Part 1Preliminary provisions
15Directors and shareholders of incorporated firms
A company does not cease to be an incorporated firm merely because a lawyer or conveyancing practitioner who is actively involved in the provision by the company of regulated services and who is a director of the company or is both a director and shareholder of the company dies or ceases, temporarily or permanently, to be actively involved in the provision of regulated services by the company if,—
- in the case where he or she is the only director of the company or is both the only director and a shareholder of the company, his or her powers as a director of that company are exercised or performed—
- by the donee of a power of attorney given under, or treated by clause 12 or clause 19(4) of Schedule 1 as given under, clause 3(1) or clause 5(1) of Schedule 1; or
- by the alternate of a donee of the kind described in subparagraph (i); or
- by the donee of a power of attorney given under, or treated by clause 12 or clause 19(4) of Schedule 1 as given under, clause 3(1) or clause 5(1) of Schedule 1; or
- in any other case where he or she is a director of the company or is both a director and shareholder of the company, at least 1 other lawyer or 1 other conveyancing practitioner, as the case may require, who is actively involved in the provision of regulated services by the company is a director of the company.
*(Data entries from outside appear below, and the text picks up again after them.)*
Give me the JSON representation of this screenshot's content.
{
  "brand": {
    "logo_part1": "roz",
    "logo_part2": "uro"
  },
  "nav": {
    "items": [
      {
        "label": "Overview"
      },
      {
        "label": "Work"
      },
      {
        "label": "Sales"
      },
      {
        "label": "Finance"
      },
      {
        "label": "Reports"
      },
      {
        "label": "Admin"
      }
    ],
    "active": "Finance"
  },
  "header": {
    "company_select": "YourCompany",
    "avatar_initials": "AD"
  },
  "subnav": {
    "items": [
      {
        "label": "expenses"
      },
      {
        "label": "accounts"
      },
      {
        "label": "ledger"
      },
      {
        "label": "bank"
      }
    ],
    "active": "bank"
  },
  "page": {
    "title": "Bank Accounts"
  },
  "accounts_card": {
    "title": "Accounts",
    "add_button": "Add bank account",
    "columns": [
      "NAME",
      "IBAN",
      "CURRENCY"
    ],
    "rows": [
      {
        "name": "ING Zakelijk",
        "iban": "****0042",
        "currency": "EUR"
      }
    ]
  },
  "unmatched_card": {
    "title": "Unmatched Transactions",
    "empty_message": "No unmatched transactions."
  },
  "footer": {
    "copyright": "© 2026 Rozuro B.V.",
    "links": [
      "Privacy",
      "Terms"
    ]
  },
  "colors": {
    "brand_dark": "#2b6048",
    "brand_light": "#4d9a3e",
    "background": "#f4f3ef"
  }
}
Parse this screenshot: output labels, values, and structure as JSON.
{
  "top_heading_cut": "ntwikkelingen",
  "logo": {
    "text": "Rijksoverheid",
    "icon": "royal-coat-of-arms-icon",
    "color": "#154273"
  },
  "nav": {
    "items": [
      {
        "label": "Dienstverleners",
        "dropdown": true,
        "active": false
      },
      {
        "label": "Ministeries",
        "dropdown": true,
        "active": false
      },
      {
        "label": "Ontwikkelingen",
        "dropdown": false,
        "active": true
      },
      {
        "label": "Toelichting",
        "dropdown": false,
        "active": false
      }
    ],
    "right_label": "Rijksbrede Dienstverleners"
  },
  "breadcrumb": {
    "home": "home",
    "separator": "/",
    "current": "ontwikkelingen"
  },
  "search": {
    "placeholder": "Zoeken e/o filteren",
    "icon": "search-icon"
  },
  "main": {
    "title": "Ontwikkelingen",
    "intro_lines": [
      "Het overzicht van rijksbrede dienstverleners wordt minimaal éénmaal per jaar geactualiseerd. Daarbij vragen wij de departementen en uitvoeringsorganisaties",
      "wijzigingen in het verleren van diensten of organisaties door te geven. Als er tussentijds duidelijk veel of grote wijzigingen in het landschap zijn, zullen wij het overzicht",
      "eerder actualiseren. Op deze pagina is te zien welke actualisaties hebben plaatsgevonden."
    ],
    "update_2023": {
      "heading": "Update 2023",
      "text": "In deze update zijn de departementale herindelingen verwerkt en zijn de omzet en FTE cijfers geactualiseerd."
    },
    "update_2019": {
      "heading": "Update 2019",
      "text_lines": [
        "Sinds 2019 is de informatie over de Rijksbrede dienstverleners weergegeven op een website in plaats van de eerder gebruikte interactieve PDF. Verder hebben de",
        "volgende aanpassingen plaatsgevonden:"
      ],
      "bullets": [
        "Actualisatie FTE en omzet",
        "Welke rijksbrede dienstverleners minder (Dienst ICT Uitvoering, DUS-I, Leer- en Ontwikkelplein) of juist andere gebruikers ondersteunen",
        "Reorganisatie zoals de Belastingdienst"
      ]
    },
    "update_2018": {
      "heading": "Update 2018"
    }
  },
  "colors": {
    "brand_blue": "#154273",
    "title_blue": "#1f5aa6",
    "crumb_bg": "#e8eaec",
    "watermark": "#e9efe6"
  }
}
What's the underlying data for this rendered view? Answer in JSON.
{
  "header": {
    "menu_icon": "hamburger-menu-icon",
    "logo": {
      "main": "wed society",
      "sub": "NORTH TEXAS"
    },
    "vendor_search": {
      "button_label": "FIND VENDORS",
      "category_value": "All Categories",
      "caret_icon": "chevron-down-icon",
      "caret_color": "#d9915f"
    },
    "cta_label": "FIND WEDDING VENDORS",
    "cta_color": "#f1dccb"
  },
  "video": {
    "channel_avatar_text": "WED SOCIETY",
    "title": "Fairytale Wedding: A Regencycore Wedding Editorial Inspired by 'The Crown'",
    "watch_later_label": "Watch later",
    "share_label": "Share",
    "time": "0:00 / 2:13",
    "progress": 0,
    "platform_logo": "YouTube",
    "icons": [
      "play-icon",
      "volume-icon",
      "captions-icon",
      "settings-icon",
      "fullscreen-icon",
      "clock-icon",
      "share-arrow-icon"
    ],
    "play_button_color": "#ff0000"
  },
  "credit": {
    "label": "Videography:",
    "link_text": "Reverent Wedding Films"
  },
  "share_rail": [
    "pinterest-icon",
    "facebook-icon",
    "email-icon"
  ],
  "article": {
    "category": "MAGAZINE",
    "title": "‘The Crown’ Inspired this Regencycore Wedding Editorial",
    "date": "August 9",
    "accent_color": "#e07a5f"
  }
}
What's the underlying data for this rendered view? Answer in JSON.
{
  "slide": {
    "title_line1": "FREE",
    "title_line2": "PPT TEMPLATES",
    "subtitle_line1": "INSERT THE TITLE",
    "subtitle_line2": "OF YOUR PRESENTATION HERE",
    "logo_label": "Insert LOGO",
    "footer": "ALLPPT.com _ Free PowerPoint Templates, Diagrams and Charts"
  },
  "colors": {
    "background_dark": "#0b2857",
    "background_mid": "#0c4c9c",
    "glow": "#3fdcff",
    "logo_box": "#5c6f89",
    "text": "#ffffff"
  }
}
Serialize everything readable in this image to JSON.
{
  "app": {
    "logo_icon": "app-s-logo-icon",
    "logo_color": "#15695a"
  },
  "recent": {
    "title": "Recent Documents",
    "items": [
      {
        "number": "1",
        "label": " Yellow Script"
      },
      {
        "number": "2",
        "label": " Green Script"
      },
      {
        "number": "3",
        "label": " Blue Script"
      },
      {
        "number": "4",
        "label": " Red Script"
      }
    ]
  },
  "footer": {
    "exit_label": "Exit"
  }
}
A company is not prevented from being an incorporated firm merely because of the application of any of the provisions of section 126(1)(b) to (d), (2), or (3) of the Companies Act 1993 to—
- a person who, in the case of an incorporated law firm, is not a lawyer who is actively involved in the provision by the incorporated law firm of regulated services; or
- a person who, in the case of an incorporated conveyancing firm, is not a conveyancing practitioner who is actively involved in the provision by that incorporated conveyancing firm of regulated services.
Subsection (1)(b) is subject to section 16.